There is no "paintable area" at the image level. You paint on layers, and layers have boundaries because layers can be smaller than the canvas (or offset from the canvas) (for instance, text layers are normally just big enough for the text they contain, so can align them and stack them vertically).
You can enlarge (or shrink) the canvas using Image>Canvas size. Unlike Image>Scale image, this will not scale/stretch anything, and will just add space. The dialog allows you to position the existing image contents in the new canvas and optionally to automatically resize layers so that their boundaries match the new canvas, so that you can paint in the added space.
Some more detail, in Gimp parlance:
- An image is what you would call a "project" in other applications, a thing than can be saved as a whole (ie, the XCF file), it's a set of layers, channels, paths... that work together to create a visible result.
- A layer is an individual image part that can be painted, moved, and transformed on its own. You can see layers as stacked pieces of tracing paper(*)/sheets of painted glass.
- The canvas is the table on which you put these layers. It is painted with a checkerboard so you see where the stack of layers is transparent throughout.

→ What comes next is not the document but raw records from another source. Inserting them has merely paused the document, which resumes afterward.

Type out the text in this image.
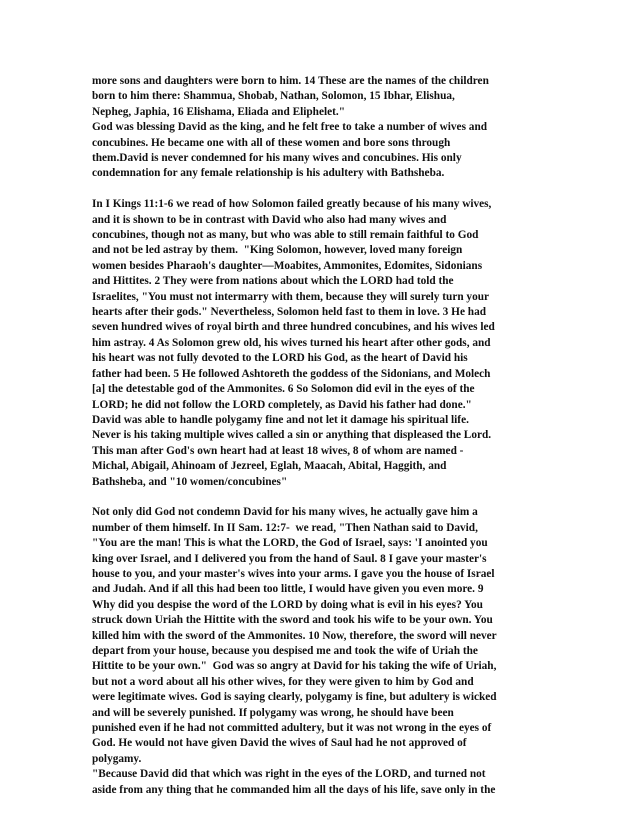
more sons and daughters were born to him. 14 These are the names of the children
born to him there: Shammua, Shobab, Nathan, Solomon, 15 Ibhar, Elishua,
Nepheg, Japhia, 16 Elishama, Eliada and Eliphelet."
God was blessing David as the king, and he felt free to take a number of wives and
concubines. He became one with all of these women and bore sons through
them.David is never condemned for his many wives and concubines. His only
condemnation for any female relationship is his adultery with Bathsheba.
In I Kings 11:1-6 we read of how Solomon failed greatly because of his many wives,
and it is shown to be in contrast with David who also had many wives and
concubines, though not as many, but who was able to still remain faithful to God
and not be led astray by them.  "King Solomon, however, loved many foreign
women besides Pharaoh's daughter—Moabites, Ammonites, Edomites, Sidonians
and Hittites. 2 They were from nations about which the LORD had told the
Israelites, "You must not intermarry with them, because they will surely turn your
hearts after their gods." Nevertheless, Solomon held fast to them in love. 3 He had
seven hundred wives of royal birth and three hundred concubines, and his wives led
him astray. 4 As Solomon grew old, his wives turned his heart after other gods, and
his heart was not fully devoted to the LORD his God, as the heart of David his
father had been. 5 He followed Ashtoreth the goddess of the Sidonians, and Molech
[a] the detestable god of the Ammonites. 6 So Solomon did evil in the eyes of the
LORD; he did not follow the LORD completely, as David his father had done."
David was able to handle polygamy fine and not let it damage his spiritual life.
Never is his taking multiple wives called a sin or anything that displeased the Lord.
This man after God's own heart had at least 18 wives, 8 of whom are named -
Michal, Abigail, Ahinoam of Jezreel, Eglah, Maacah, Abital, Haggith, and
Bathsheba, and "10 women/concubines"
Not only did God not condemn David for his many wives, he actually gave him a
number of them himself. In II Sam. 12:7-  we read, "Then Nathan said to David,
"You are the man! This is what the LORD, the God of Israel, says: 'I anointed you
king over Israel, and I delivered you from the hand of Saul. 8 I gave your master's
house to you, and your master's wives into your arms. I gave you the house of Israel
and Judah. And if all this had been too little, I would have given you even more. 9
Why did you despise the word of the LORD by doing what is evil in his eyes? You
struck down Uriah the Hittite with the sword and took his wife to be your own. You
killed him with the sword of the Ammonites. 10 Now, therefore, the sword will never
depart from your house, because you despised me and took the wife of Uriah the
Hittite to be your own."  God was so angry at David for his taking the wife of Uriah,
but not a word about all his other wives, for they were given to him by God and
were legitimate wives. God is saying clearly, polygamy is fine, but adultery is wicked
and will be severely punished. If polygamy was wrong, he should have been
punished even if he had not committed adultery, but it was not wrong in the eyes of
God. He would not have given David the wives of Saul had he not approved of
polygamy.
"Because David did that which was right in the eyes of the LORD, and turned not
aside from any thing that he commanded him all the days of his life, save only in the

The canvas is also a porthole through which you see the result image (what you will "export" as a JPG/PNG...). Sometimes the word "image" is used instead of "canvas". But note that "Image>Scale image" has the right name, since it scales everything: layers, channels, paths, and of course the canvas.
- Although layers are very often the same size as the canvas, this is not mandatory. Text layers are usually smaller. Other layers can be bigger than the canvas, or shifted, and so have parts not visible on the canvas (these can still be painted).

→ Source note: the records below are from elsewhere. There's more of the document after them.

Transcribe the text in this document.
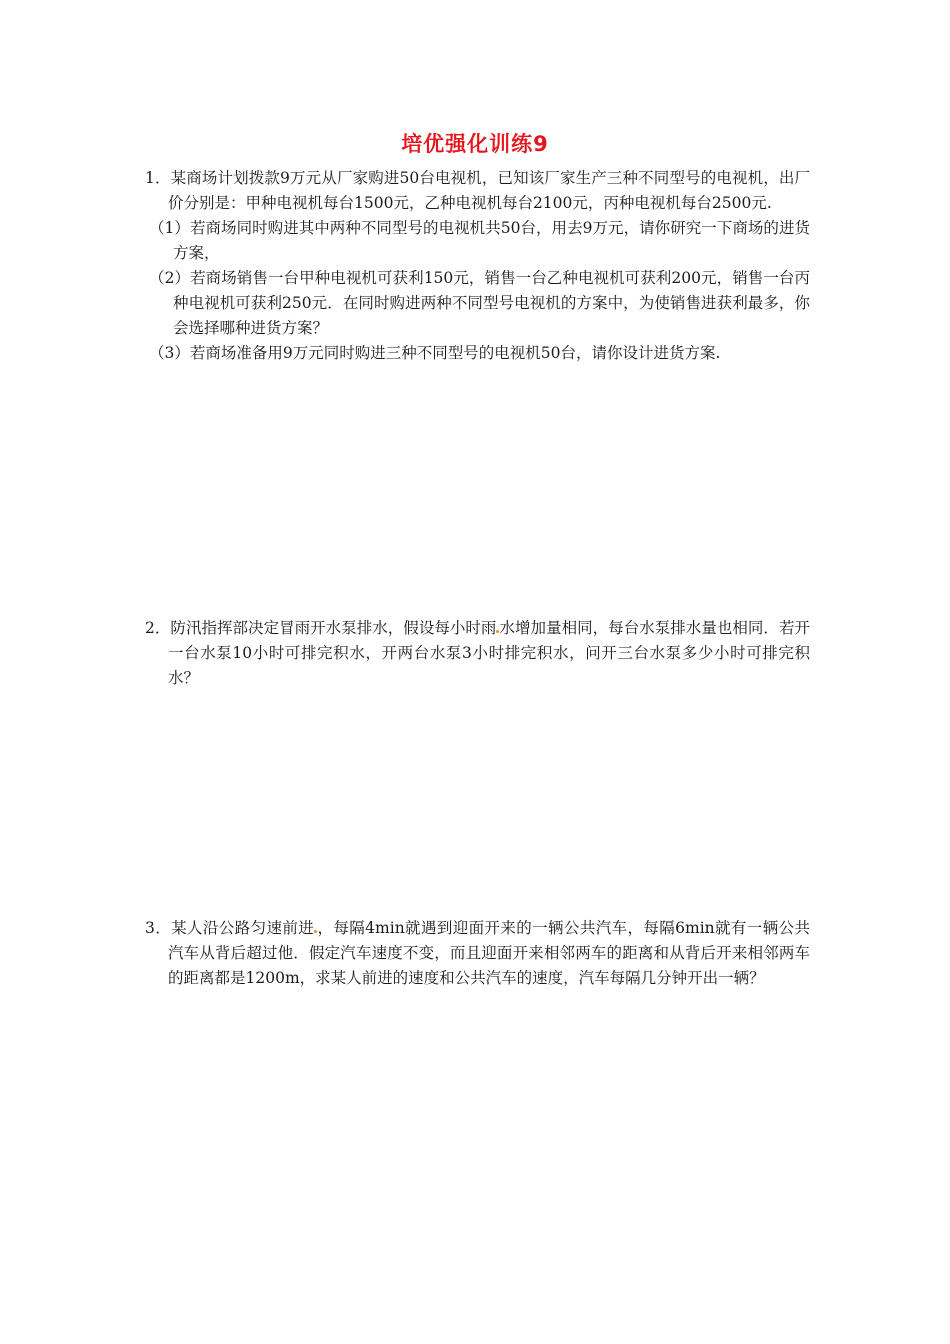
培优强化训练9
1．某商场计划拨款9万元从厂家购进50台电视机，已知该厂家生产三种不同型号的电视机，出厂价分别是：甲种电视机每台1500元，乙种电视机每台2100元，丙种电视机每台2500元.
（1）若商场同时购进其中两种不同型号的电视机共50台，用去9万元，请你研究一下商场的进货方案，
（2）若商场销售一台甲种电视机可获利150元，销售一台乙种电视机可获利200元，销售一台丙种电视机可获利250元．在同时购进两种不同型号电视机的方案中，为使销售进获利最多，你会选择哪种进货方案？
（3）若商场准备用9万元同时购进三种不同型号的电视机50台，请你设计进货方案.
2．防汛指挥部决定冒雨开水泵排水，假设每小时雨 水增加量相同，每台水泵排水量也相同．若开一台水泵10小时可排完积水，开两台水泵3小时排完积水，问开三台水泵多少小时可排完积水？
3．某人沿公路匀速前进 ，每隔4min就遇到迎面开来的一辆公共汽车，每隔6min就有一辆公共汽车从背后超过他．假定汽车速度不变，而且迎面开来相邻两车的距离和从背后开来相邻两车的距离都是1200m，求某人前进的速度和公共汽车的速度，汽车每隔几分钟开出一辆？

Image>Fit canvas to layers
extends the canvas to make all these hidden bits visible.
- Channels on the other hand are always the size of the canvas.
- A specific channel is the selection mask, often just called the "Selection". This selection applies to all actions on all layers. You can create the selection using a layer (Color select) and apply it to do something on another layer (Bucket-fill). The selection is always clipped to the canvas (so if there is a selection, you cannot act on the layers parts that lies outside the canvas).
(*) in PS and Gimp, the French for "Layer" is "Calque" which originally the word for "tracing paper".